Warner Bros. Discovery streaming boss JB Perette told investors this week that the service’s soft-touch approach is about to be replaced with something “much more aggressive” by the end of 2025. He’s been hinting at this for months — most notably back in May — but now the language has shifted from vague warnings to a clear deadline.
The company says it now has the tech to figure out exactly who’s a paying household member and who isn’t. That means it can pinpoint freeloaders without risking a crackdown on legitimate subscribers — or at least that’s the goal. Perette describes it as “putting the net in the right place,” which sounds a lot like Netflix’s carefully tuned detection system.
HBO Max has already laid the groundwork for paid sharing. Earlier this year, it rolled out “extra member” slots at $7.99/month each, identical to Netflix’s fee. But unlike Netflix, which moved from warnings to hard blocks in a matter of months, HBO Max has so far kept things civil — just a few pop-up notices reminding you that sharing is against the rules.

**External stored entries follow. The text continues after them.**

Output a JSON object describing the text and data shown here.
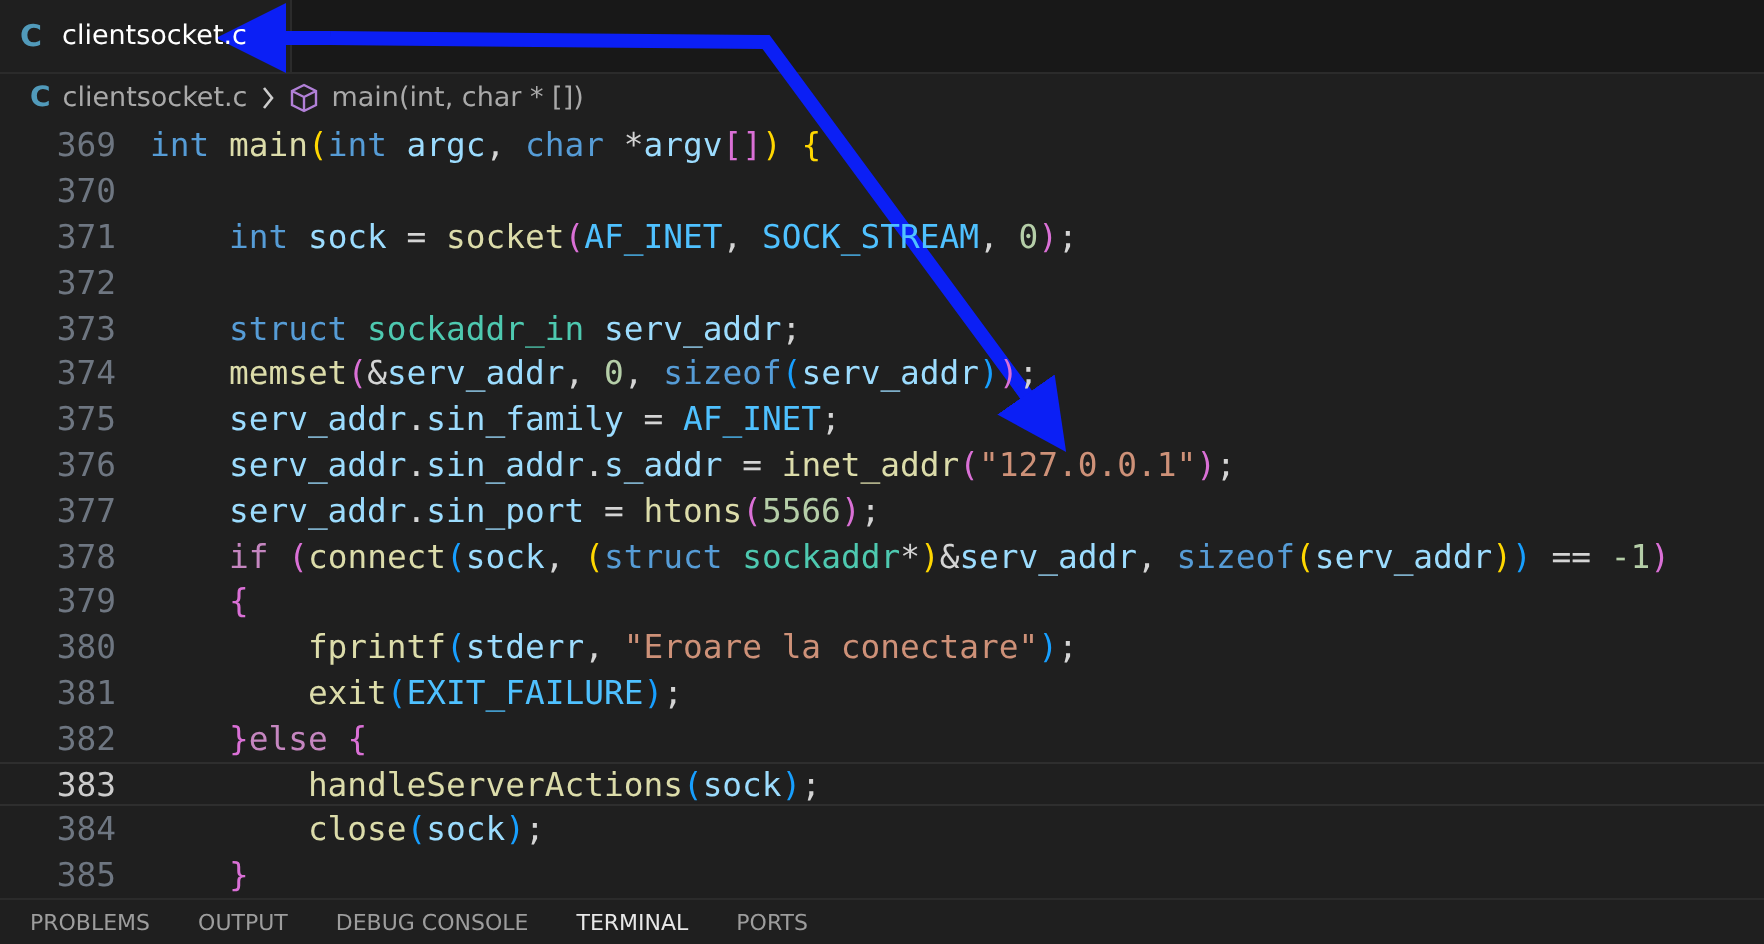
{
  "tab": {
    "icon": "C",
    "label": "clientsocket.c",
    "selected": true
  },
  "breadcrumb": {
    "file_icon": "C",
    "file": "clientsocket.c",
    "symbol": "main(int, char * [])"
  },
  "lines": [
    {
      "number": "369",
      "current": false,
      "tokens": [
        {
          "kind": "type",
          "text": "int"
        },
        {
          "kind": "func",
          "text": " main"
        },
        {
          "kind": "b1",
          "text": "("
        },
        {
          "kind": "type",
          "text": "int"
        },
        {
          "kind": "var",
          "text": " argc"
        },
        {
          "kind": "plain",
          "text": ", "
        },
        {
          "kind": "type",
          "text": "char"
        },
        {
          "kind": "plain",
          "text": " *"
        },
        {
          "kind": "var",
          "text": "argv"
        },
        {
          "kind": "b2",
          "text": "[]"
        },
        {
          "kind": "b1",
          "text": ")"
        },
        {
          "kind": "b1",
          "text": " {"
        }
      ]
    },
    {
      "number": "370",
      "current": false
    },
    {
      "number": "371",
      "current": false,
      "tokens": [
        {
          "kind": "type",
          "text": "    int"
        },
        {
          "kind": "var",
          "text": " sock"
        },
        {
          "kind": "plain",
          "text": " = "
        },
        {
          "kind": "func",
          "text": "socket"
        },
        {
          "kind": "b2",
          "text": "("
        },
        {
          "kind": "macro",
          "text": "AF_INET"
        },
        {
          "kind": "plain",
          "text": ", "
        },
        {
          "kind": "macro",
          "text": "SOCK_STREAM"
        },
        {
          "kind": "plain",
          "text": ", "
        },
        {
          "kind": "number",
          "text": "0"
        },
        {
          "kind": "b2",
          "text": ")"
        },
        {
          "kind": "plain",
          "text": ";"
        }
      ]
    },
    {
      "number": "372",
      "current": false
    },
    {
      "number": "373",
      "current": false,
      "tokens": [
        {
          "kind": "type",
          "text": "    struct"
        },
        {
          "kind": "cls",
          "text": " sockaddr_in"
        },
        {
          "kind": "var",
          "text": " serv_addr"
        },
        {
          "kind": "plain",
          "text": ";"
        }
      ]
    },
    {
      "number": "374",
      "current": false,
      "tokens": [
        {
          "kind": "func",
          "text": "    memset"
        },
        {
          "kind": "b2",
          "text": "("
        },
        {
          "kind": "plain",
          "text": "&"
        },
        {
          "kind": "var",
          "text": "serv_addr"
        },
        {
          "kind": "plain",
          "text": ", "
        },
        {
          "kind": "number",
          "text": "0"
        },
        {
          "kind": "plain",
          "text": ", "
        },
        {
          "kind": "type",
          "text": "sizeof"
        },
        {
          "kind": "b3",
          "text": "("
        },
        {
          "kind": "var",
          "text": "serv_addr"
        },
        {
          "kind": "b3",
          "text": ")"
        },
        {
          "kind": "b2",
          "text": ")"
        },
        {
          "kind": "plain",
          "text": ";"
        }
      ]
    },
    {
      "number": "375",
      "current": false,
      "tokens": [
        {
          "kind": "var",
          "text": "    serv_addr"
        },
        {
          "kind": "plain",
          "text": "."
        },
        {
          "kind": "var",
          "text": "sin_family"
        },
        {
          "kind": "plain",
          "text": " = "
        },
        {
          "kind": "macro",
          "text": "AF_INET"
        },
        {
          "kind": "plain",
          "text": ";"
        }
      ]
    },
    {
      "number": "376",
      "current": false,
      "tokens": [
        {
          "kind": "var",
          "text": "    serv_addr"
        },
        {
          "kind": "plain",
          "text": "."
        },
        {
          "kind": "var",
          "text": "sin_addr"
        },
        {
          "kind": "plain",
          "text": "."
        },
        {
          "kind": "var",
          "text": "s_addr"
        },
        {
          "kind": "plain",
          "text": " = "
        },
        {
          "kind": "func",
          "text": "inet_addr"
        },
        {
          "kind": "b2",
          "text": "("
        },
        {
          "kind": "string",
          "text": "\"127.0.0.1\""
        },
        {
          "kind": "b2",
          "text": ")"
        },
        {
          "kind": "plain",
          "text": ";"
        }
      ]
    },
    {
      "number": "377",
      "current": false,
      "tokens": [
        {
          "kind": "var",
          "text": "    serv_addr"
        },
        {
          "kind": "plain",
          "text": "."
        },
        {
          "kind": "var",
          "text": "sin_port"
        },
        {
          "kind": "plain",
          "text": " = "
        },
        {
          "kind": "func",
          "text": "htons"
        },
        {
          "kind": "b2",
          "text": "("
        },
        {
          "kind": "number",
          "text": "5566"
        },
        {
          "kind": "b2",
          "text": ")"
        },
        {
          "kind": "plain",
          "text": ";"
        }
      ]
    },
    {
      "number": "378",
      "current": false,
      "tokens": [
        {
          "kind": "ctrl",
          "text": "    if"
        },
        {
          "kind": "b2",
          "text": " ("
        },
        {
          "kind": "func",
          "text": "connect"
        },
        {
          "kind": "b3",
          "text": "("
        },
        {
          "kind": "var",
          "text": "sock"
        },
        {
          "kind": "plain",
          "text": ", "
        },
        {
          "kind": "b1",
          "text": "("
        },
        {
          "kind": "type",
          "text": "struct"
        },
        {
          "kind": "cls",
          "text": " sockaddr"
        },
        {
          "kind": "plain",
          "text": "*"
        },
        {
          "kind": "b1",
          "text": ")"
        },
        {
          "kind": "plain",
          "text": "&"
        },
        {
          "kind": "var",
          "text": "serv_addr"
        },
        {
          "kind": "plain",
          "text": ", "
        },
        {
          "kind": "type",
          "text": "sizeof"
        },
        {
          "kind": "b1",
          "text": "("
        },
        {
          "kind": "var",
          "text": "serv_addr"
        },
        {
          "kind": "b1",
          "text": ")"
        },
        {
          "kind": "b3",
          "text": ")"
        },
        {
          "kind": "plain",
          "text": " == "
        },
        {
          "kind": "number",
          "text": "-1"
        },
        {
          "kind": "b2",
          "text": ")"
        }
      ]
    },
    {
      "number": "379",
      "current": false,
      "tokens": [
        {
          "kind": "b2",
          "text": "    {"
        }
      ]
    },
    {
      "number": "380",
      "current": false,
      "tokens": [
        {
          "kind": "func",
          "text": "        fprintf"
        },
        {
          "kind": "b3",
          "text": "("
        },
        {
          "kind": "var",
          "text": "stderr"
        },
        {
          "kind": "plain",
          "text": ", "
        },
        {
          "kind": "string",
          "text": "\"Eroare la conectare\""
        },
        {
          "kind": "b3",
          "text": ")"
        },
        {
          "kind": "plain",
          "text": ";"
        }
      ]
    },
    {
      "number": "381",
      "current": false,
      "tokens": [
        {
          "kind": "func",
          "text": "        exit"
        },
        {
          "kind": "b3",
          "text": "("
        },
        {
          "kind": "macro",
          "text": "EXIT_FAILURE"
        },
        {
          "kind": "b3",
          "text": ")"
        },
        {
          "kind": "plain",
          "text": ";"
        }
      ]
    },
    {
      "number": "382",
      "current": false,
      "tokens": [
        {
          "kind": "b2",
          "text": "    }"
        },
        {
          "kind": "ctrl",
          "text": "else"
        },
        {
          "kind": "b2",
          "text": " {"
        }
      ]
    },
    {
      "number": "383",
      "current": true,
      "tokens": [
        {
          "kind": "func",
          "text": "        handleServerActions"
        },
        {
          "kind": "b3",
          "text": "("
        },
        {
          "kind": "var",
          "text": "sock"
        },
        {
          "kind": "b3",
          "text": ")"
        },
        {
          "kind": "plain",
          "text": ";"
        }
      ]
    },
    {
      "number": "384",
      "current": false,
      "tokens": [
        {
          "kind": "func",
          "text": "        close"
        },
        {
          "kind": "b3",
          "text": "("
        },
        {
          "kind": "var",
          "text": "sock"
        },
        {
          "kind": "b3",
          "text": ")"
        },
        {
          "kind": "plain",
          "text": ";"
        }
      ]
    },
    {
      "number": "385",
      "current": false,
      "tokens": [
        {
          "kind": "b2",
          "text": "    }"
        }
      ]
    }
  ],
  "panel_tabs": [
    {
      "label": "PROBLEMS",
      "selected": false
    },
    {
      "label": "OUTPUT",
      "selected": false
    },
    {
      "label": "DEBUG CONSOLE",
      "selected": false
    },
    {
      "label": "TERMINAL",
      "selected": true
    },
    {
      "label": "PORTS",
      "selected": false
    }
  ]
}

That grace period is coming to an end. HBO Max’s own terms of service give it wide authority to limit access or disable features for accounts that violate its rules. If the company decides to go full Netflix, we could see verification prompts, device blocks, or mandatory re-logins for suspicious accounts.
Whether the coming crackdown will be a mild nudge or a full lockout remains to be seen — but Perette’s message is unmistakable: the days of casually giving your cousin your HBO Max login are numbered, and you might want to start having that “maybe it’s time you got your own subscription” conversation now.